Colpo di scena, la Notte dei Serpenti adesso si può salvare

Le minacce di trasloco potrebbero rientrare e in città si pensa già al futuro. In ballo c’è la quinta edizione, l’assessore Cremonese: «Saremo ancora protagonisti»
PESCARA. La lettera del presidente della Regione Abruzzo Marco Marsilio di Fratelli d’Italia è il primo passo; oggi potrebbe arrivare la risposta del sindaco di Pescara, Carlo Masci di Forza Italia. Dopo giorni di lite, in cui nessuno ha fatto un passo verso l’altro fino a ignorarsi, sabato scorso, sotto al palco della Notte dei Serpenti, qualcosa potrebbe cambiare. E anche certe frasi dette al settimo piano del palazzo del consiglio regionale di piazza Unione, a Pescara, potrebbero essere dimenticate (almeno per un po’): «Tu non te la meriti la Notte dei Serpenti», avrebbe detto Marsilio a Masci durante la lite che ha agitato la politica abruzzese negli ultimi giorni.
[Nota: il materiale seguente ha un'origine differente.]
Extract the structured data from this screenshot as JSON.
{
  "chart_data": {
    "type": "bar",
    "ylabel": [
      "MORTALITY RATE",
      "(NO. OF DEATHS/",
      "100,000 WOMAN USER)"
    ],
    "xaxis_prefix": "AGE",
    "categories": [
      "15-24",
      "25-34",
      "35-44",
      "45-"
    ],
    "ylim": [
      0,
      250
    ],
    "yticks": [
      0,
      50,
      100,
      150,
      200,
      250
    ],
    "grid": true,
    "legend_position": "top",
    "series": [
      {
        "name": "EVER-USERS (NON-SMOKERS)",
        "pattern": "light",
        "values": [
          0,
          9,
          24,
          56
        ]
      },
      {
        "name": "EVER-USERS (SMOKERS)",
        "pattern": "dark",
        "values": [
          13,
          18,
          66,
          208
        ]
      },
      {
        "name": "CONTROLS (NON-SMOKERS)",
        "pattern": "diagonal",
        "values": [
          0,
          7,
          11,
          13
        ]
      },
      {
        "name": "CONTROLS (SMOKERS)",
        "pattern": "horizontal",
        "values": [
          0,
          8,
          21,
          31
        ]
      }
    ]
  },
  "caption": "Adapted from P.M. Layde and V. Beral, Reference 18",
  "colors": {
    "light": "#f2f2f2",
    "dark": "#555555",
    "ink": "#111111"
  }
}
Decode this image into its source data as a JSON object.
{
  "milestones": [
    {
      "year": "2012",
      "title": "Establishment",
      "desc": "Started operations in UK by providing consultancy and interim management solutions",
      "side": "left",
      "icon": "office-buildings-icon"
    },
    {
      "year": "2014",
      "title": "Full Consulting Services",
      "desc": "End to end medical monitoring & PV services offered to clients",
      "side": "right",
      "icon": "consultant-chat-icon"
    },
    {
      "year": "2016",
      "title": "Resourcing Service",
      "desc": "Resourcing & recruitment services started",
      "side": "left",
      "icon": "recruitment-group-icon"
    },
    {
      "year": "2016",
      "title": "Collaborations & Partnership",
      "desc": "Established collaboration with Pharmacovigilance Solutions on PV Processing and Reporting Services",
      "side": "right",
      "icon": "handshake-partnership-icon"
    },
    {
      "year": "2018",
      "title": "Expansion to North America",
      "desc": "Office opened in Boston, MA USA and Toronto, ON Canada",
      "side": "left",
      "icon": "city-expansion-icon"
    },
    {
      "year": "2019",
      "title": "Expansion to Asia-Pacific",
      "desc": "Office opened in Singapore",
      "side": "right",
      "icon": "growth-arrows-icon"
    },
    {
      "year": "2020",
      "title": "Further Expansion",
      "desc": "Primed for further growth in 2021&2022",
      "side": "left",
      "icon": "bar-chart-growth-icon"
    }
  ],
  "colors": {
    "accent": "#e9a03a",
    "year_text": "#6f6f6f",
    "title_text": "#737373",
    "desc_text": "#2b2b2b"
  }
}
Il festival orgoglio del centrodestra, che abbina cultura popolare abruzzese e grandi nomi della musica italiana, si è ritrovato in mezzo ai due litiganti. Proprio adesso che la quarta edizione, dopo il successo degli oltre 20mila a cantare e ballare allo Stadio del Mare, sta per sbarcare su RaiUno in prima serata: accadrà il 4 settembre. Il riavvicinamento Marsilio-Masci potrebbe mettere in salvo anche la Notte dei Serpenti: la quinta edizione dovrebbe svolgersi ancora a Pescara. In quella stanza di piazza Unione, a inizio settimana scorsa, Marsilio avrebbe “minacciato”: la Notte dei Serpenti, la do all’Aquila o a Teramo. Probabilmente non accadrà: mentre il maestro Enrico Melozzi si gode i postumi della festa, l’amministrazione Masci pensa al futuro.
Lo dice senza timore l’assessore agli Eventi Alfredo Cremonese, anche lui di FdI, stesso partito di Marsilio: «Una notte nata in Abruzzo, pronta ad arrivare davanti a tutta Italia», dice Cremonese, «migliaia e migliaia di persone hanno cantato, ballato e celebrato insieme le nostre radici, trasformando Pescara in un grande palcoscenico. Grazie al maestro Melozzi, artisti, cori, gruppi folk». E l’assessore ricorda: «Il 4 settembre, in prima serata su Rai 1, Pescara e l’Abruzzo torneranno protagonisti davanti a tutta Italia».
Le polemiche sembrano dimenticate anche se la coda giudiziaria non è ancora esclusa al 100%. Il palco – inizialmente coperto ma poi rimasto scoperto a causa di una tromba d’aria precedente alla festa del 25 luglio – è l’oggetto della discordia. Melozzi ha annunciato al Centro che pensa di fare causa al Comune: la pioggia dei giorni precedenti, avrebbe creato caos alle prove generali. Ma quel palco, alla fine, chi l’ha pagato? Per la Notte dei Serpenti, la Regione ha stanziato 200mila euro; il Comune 105mila; il resto dei soldi l’hanno messo gli sponsor anche se quest’anno non passerà alla storia per generosità.
Ma il Comune di Pescara ci ha messo di più dei 105mila euro promessi dalla giunta Masci: in ballo ci sono «ulteriori vantaggi economici» come i 32.400 euro per energia elettrica e gruppo elettrogeno, altri 17.923,50 euro per 170 parcheggi in pieno centro per almeno una settimana, suolo pubblico gratis e poi, soprattutto, «utilizzo del palco installato presso lo Stadio del Mare nel mese di luglio 2026 dal Servizio Promozione Turistica ed Eventi, nonché dei relativi allestimenti». E adesso in Comune qualcuno ripete un proverbio come una cantilena: “A caval donato, non si guarda in bocca”.